The declaration admitted and apologized for the church’s role in encouraging antisemitism before, during and after the Holocaust, and said PKN said they are committed to learning the lessons of the past and teaching them to future generations. The church also apologized for the apology coming many decades late.
Gilon said he sees “the recognition and admission of responsibility as being part of a significant process the Netherlands is undergoing in looking to its past. This message is an important and significant step in taking collective responsibility and sends an important message to Dutch society.”
PKN spokesman Peter de-Boer told Gilon that “unfortunately, Christian theology contributed much to the antisemitic discourse that led to the events of the Holocaust.”
Pastor Ryan Freihoff quoted the recently-deceased former chief rabbi of the UK, Rabbi Lord Jonathan Sacks, as saying that “Jews are the canary in the coal mine. That which starts with the Jews never ends with the Jews. What happens to Jews is a warning, as it exposes the level of hatred and destructiveness in a society. Antisemitism is anti-identity, anti-peace, anti-existence, anti-life.”
The declaration of responsibility and apology was also read in PKN churches on Sunday. PKN is the Netherlands’ second-largest Christian denomination, after the Roman Catholic Church, with its members making up about 9% of the population as of 2016, including the Dutch Royal Family.
PKN first issued its apology last week, ahead of a ceremony marking the 82nd anniversary of Kristallnacht, when Germans destroyed Jewish homes, businesses and synagogues and sent Jews to concentration camps.
“For centuries a rift was maintained that could later isolate the Jews in society in such a way that they could be taken away and murdered,” René de Reuver said at the ceremony at Rav Aron Schuster Synagogue in Amsterdam last Sunday, speaking on behalf of the Protestant Church in the Netherlands’ General Synod, AP reported.
“Also in the war years, the ecclesiastical authorities often lacked the courage to choose a position for the Jewish citizens of our country.”

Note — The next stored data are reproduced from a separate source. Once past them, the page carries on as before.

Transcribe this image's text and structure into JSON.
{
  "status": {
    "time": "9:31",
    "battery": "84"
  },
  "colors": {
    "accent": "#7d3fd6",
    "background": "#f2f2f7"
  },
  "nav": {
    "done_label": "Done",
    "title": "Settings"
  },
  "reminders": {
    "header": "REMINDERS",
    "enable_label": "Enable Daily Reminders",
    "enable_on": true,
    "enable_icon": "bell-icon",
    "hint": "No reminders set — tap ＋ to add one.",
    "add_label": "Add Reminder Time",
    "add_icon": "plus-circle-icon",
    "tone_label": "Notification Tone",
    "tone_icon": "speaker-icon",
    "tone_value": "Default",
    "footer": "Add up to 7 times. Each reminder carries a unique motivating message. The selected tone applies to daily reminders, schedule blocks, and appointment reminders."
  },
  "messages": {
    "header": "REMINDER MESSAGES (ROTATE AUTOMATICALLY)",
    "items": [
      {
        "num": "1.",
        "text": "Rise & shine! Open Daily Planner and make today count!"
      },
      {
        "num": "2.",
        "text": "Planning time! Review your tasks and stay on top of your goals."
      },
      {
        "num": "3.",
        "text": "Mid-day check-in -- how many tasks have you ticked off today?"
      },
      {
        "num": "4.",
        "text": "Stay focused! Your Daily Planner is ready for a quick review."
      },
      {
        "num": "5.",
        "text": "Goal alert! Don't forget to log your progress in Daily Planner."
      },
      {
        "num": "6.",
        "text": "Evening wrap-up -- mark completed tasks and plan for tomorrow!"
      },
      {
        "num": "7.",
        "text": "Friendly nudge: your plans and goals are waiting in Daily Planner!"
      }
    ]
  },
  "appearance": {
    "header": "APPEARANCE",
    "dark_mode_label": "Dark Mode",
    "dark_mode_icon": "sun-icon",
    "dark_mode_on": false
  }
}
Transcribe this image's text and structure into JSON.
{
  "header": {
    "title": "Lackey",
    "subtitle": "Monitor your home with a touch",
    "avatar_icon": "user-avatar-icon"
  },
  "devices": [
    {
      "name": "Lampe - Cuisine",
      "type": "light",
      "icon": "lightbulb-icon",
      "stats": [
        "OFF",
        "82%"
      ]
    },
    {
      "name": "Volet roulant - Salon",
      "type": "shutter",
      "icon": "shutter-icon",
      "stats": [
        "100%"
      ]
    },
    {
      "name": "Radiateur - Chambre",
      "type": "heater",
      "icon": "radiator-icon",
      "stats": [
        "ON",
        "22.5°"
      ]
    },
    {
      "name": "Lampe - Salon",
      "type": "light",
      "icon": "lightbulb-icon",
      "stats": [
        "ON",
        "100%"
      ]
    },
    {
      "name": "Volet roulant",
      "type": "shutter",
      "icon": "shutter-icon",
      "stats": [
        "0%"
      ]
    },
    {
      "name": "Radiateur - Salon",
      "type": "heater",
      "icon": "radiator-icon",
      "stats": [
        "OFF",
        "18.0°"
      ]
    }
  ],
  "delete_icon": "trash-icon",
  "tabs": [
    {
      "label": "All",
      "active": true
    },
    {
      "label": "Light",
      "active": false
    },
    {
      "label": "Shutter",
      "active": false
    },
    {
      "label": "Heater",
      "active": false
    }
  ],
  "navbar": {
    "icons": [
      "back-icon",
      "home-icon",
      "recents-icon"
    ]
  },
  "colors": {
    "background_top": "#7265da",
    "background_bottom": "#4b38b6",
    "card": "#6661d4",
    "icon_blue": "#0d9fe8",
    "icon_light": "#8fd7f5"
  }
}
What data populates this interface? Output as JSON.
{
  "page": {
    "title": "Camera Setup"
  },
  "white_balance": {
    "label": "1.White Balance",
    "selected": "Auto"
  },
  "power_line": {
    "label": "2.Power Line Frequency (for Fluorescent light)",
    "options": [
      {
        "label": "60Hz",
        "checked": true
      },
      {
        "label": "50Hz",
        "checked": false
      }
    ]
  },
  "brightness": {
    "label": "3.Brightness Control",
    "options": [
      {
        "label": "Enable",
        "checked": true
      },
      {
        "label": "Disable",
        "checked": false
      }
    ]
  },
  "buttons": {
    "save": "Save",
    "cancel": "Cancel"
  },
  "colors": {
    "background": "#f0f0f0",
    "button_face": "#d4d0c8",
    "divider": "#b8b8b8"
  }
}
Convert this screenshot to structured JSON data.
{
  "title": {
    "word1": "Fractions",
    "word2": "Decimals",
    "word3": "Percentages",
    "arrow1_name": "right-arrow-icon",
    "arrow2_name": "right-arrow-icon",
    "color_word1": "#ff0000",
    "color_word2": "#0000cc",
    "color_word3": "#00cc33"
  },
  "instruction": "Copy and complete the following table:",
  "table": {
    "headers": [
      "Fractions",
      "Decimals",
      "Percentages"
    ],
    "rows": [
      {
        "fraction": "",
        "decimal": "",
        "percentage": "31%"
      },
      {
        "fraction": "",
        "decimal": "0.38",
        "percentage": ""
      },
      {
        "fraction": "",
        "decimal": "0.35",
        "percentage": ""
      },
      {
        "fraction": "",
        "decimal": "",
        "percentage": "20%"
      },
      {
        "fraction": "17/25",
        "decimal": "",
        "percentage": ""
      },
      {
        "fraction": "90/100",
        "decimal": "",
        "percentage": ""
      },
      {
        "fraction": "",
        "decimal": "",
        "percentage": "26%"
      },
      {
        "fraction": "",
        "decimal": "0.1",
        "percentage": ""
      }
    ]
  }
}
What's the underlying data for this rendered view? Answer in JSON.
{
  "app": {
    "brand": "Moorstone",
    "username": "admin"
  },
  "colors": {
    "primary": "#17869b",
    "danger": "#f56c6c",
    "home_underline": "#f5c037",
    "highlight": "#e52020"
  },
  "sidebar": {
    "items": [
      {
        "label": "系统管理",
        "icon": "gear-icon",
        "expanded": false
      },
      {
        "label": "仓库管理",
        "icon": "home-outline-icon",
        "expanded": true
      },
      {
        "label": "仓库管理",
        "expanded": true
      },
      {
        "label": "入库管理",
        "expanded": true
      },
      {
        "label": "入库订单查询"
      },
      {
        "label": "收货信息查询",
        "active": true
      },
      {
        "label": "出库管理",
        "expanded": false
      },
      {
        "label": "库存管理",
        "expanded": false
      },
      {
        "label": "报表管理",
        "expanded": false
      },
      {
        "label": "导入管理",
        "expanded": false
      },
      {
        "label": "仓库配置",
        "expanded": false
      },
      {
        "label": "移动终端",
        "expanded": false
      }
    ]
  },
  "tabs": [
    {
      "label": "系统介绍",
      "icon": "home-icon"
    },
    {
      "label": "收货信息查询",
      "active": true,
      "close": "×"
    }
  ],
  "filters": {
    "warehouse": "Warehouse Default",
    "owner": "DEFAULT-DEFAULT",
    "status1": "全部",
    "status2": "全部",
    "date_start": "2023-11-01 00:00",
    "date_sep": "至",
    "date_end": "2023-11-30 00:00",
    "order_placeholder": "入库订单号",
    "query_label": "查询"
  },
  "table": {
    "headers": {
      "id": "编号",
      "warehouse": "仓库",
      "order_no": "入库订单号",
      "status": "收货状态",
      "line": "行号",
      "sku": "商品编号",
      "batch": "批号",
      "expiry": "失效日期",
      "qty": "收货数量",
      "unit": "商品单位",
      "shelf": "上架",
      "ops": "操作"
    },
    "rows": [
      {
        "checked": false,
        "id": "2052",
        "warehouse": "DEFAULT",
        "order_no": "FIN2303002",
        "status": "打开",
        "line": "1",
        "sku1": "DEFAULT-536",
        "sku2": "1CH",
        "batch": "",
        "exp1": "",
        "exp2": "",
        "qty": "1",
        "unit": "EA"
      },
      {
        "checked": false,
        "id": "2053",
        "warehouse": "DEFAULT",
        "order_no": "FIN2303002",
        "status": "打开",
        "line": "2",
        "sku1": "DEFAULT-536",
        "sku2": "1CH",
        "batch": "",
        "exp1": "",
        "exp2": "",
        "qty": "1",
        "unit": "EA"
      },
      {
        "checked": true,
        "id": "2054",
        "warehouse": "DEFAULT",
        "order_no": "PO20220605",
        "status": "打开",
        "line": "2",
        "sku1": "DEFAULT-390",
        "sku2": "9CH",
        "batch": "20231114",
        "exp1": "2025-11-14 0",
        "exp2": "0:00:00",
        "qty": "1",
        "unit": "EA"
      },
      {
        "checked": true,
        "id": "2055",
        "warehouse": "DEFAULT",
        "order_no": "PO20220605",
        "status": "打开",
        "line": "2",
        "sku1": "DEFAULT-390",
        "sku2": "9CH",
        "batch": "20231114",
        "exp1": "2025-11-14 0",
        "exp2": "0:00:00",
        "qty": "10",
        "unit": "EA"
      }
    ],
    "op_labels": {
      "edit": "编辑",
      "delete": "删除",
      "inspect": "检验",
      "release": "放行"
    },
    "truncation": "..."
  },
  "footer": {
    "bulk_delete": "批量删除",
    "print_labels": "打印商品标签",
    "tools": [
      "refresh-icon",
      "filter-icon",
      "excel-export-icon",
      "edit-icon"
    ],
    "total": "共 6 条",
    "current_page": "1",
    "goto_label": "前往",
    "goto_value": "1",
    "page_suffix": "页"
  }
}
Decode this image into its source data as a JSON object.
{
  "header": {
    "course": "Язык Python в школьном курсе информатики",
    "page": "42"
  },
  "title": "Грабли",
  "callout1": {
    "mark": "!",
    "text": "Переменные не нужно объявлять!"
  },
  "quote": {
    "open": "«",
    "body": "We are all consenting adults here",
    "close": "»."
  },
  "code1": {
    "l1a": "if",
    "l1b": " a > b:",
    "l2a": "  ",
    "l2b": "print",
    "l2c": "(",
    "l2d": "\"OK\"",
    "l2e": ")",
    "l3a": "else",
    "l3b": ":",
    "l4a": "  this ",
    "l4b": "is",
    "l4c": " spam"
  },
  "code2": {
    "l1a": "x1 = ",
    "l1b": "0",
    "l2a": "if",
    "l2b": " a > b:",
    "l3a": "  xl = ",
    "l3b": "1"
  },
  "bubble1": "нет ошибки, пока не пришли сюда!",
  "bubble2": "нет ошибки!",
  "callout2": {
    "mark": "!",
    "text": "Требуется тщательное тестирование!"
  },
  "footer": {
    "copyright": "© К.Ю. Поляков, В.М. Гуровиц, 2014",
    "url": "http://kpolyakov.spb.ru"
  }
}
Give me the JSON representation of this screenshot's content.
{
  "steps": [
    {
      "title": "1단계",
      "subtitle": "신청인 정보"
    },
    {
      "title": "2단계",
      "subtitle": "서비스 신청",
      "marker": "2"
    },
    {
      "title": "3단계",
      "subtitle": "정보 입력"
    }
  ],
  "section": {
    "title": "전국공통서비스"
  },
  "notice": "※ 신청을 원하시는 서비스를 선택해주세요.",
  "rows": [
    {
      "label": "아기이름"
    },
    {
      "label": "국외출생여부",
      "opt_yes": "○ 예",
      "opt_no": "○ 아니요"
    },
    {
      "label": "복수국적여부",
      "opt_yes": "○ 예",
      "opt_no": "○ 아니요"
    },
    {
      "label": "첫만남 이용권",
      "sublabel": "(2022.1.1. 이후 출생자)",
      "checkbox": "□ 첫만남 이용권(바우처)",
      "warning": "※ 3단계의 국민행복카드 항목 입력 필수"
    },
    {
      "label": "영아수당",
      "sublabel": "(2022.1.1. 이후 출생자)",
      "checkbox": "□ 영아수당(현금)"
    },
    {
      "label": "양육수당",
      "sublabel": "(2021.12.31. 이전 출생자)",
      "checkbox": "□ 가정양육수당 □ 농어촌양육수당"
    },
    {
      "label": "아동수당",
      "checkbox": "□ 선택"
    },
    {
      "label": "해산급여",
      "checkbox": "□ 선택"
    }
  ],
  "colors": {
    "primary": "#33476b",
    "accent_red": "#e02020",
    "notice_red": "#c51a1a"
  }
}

About 70% of the 140,000 Jews who lived in the Netherlands when Nazi Germany invaded in May 1940 were killed in the Holocaust, most famously diarist Anne Frank and her family.
“The church recognizes faults and feels a present responsibility,” de Reuver said. “Antisemitism is a sin against God and against people. The Protestant Church is also part of this sinful history.”
Dutch Chief Rabbi Binyomin Jacobs was “pleased” with the PKN’s apology, his spokesman Hans Knoop said Sunday.
“Chief Rabbi Jacobs hopes that the important message of the church will help to fight current antisemitism in Europe and help to eradicate it in the future... Much importance should be attributed to the fact that the message was passed on to the Jewish people at the Israeli embassy in The Hague. It implies that the Protestant Church rejects anti-Zionism as a cover for antisemitism.”
Ruben Vis, secretary of the Jewish community umbrella organization Nederlands-Israëlitisch Kerkgenootschap, said: “The book of the Shoah never closes, but with this confession of guilt the church turns a page.”
“It is a commendable and historic move for the Protestant Church to admit its failure, in what appears to be pure intentions,” Vis stated. “Of course, it is belated and certainly, too late for the victims and the survivors, many of whom have already passed. But it is not too late for the future. This is a new starting point for how I view the church.”
Earlier this year, as the world has marked 75 years since the end of the Holocaust, several senior Dutch figures and organizations have apologized, including Prime Minister Mark Rutte, King Willem-Alexander, the Dutch Red Cross and the CEO of the Netherlands’ national railroad company.

Aaron Reich contributed to this report.